Fetch Elsevier full-text XML for every DOI in df.

Parameters:
  • df – Input DataFrame with a DOI column (or override with doi_col).

  • api_key – Elsevier API key.

  • inst_token – Elsevier institutional token.

  • output_dir – Directory to write XML files into.

  • processed_file – Newline-delimited file of already-processed DOIs (resume support).

  • failed_file – Newline-delimited file of failed DOIs + reasons.

  • output_csv – CSV written on completion with an added XML_File column.

  • max_per_run – Stop after this many successful fetches (API rate-limit safety).

  • sleep_max (sleep_min /) – Random sleep range (seconds) between requests.

  • doi_col – Name of the DOI column in df.

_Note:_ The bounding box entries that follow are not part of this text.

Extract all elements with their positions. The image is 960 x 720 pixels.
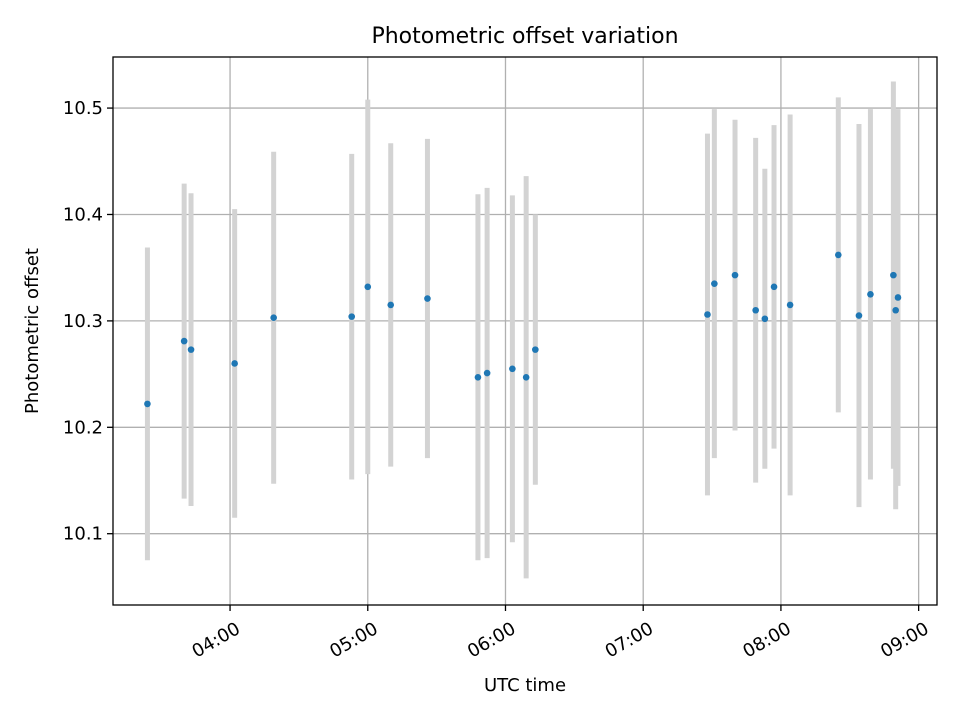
- data-point: [270, 314, 277, 321]
- data-point: [509, 365, 516, 373]
- data-point: [711, 280, 718, 287]
- data-point: [348, 313, 356, 320]
- y-tick-label: 10.5: [63, 98, 103, 119]
- y-axis-label: Photometric offset: [22, 248, 43, 414]
- data-point: [786, 301, 794, 309]
- data-point: [424, 295, 431, 302]
- x-tick-label: 05:00: [326, 618, 381, 662]
- data-points: [144, 251, 902, 408]
- data-point: [387, 301, 395, 309]
- data-point: [761, 315, 769, 323]
- y-axis-ticks: 10.1 10.2 10.3 10.4 10.5: [63, 98, 113, 545]
- data-point: [532, 346, 539, 353]
- data-point: [474, 373, 482, 381]
- data-point: [522, 373, 530, 381]
- data-point: [835, 251, 842, 259]
- y-tick-label: 10.1: [63, 524, 103, 545]
- data-point: [892, 306, 899, 314]
- data-point: [231, 360, 238, 367]
- data-point: [752, 306, 759, 314]
- y-tick-label: 10.2: [63, 417, 103, 438]
- y-tick-label: 10.3: [63, 311, 103, 332]
- data-point: [894, 294, 902, 301]
- data-point: [770, 283, 778, 291]
- chart-title: Photometric offset variation: [371, 24, 678, 49]
- x-tick-label: 07:00: [602, 618, 657, 662]
- data-point: [483, 369, 491, 377]
- x-tick-label: 04:00: [189, 618, 244, 662]
- x-tick-label: 06:00: [464, 618, 519, 662]
- data-point: [144, 400, 151, 408]
- data-point: [731, 271, 739, 279]
- x-axis-ticks: 04:00 05:00 06:00 07:00 08:00 09:00: [189, 605, 933, 662]
- data-point: [364, 283, 372, 291]
- data-point: [890, 271, 897, 279]
- x-tick-label: 08:00: [739, 618, 794, 662]
- error-bars: [144, 81, 901, 579]
- y-tick-label: 10.4: [63, 204, 103, 225]
- data-point: [855, 312, 863, 319]
- data-point: [867, 290, 874, 298]
- x-axis-label: UTC time: [484, 675, 566, 696]
- data-point: [180, 337, 188, 345]
- data-point: [704, 311, 711, 318]
- x-tick-label: 09:00: [877, 618, 932, 662]
- data-point: [187, 346, 195, 353]
- plot-frame: [112, 56, 938, 606]
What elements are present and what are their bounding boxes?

  • verbose – Print progress to stdout.

Return type:

FetchResult

fetch_fulltext_xml(pii: str, api_key: str, inst_token: str) tuple[bytes | None, str | None][source]

Return (xml_bytes, None) on success or (None, error_reason) on failure.

get_pii_from_doi(doi: str, api_key: str, inst_token: str) str | None[source]

Return the PII for doi, or None on failure.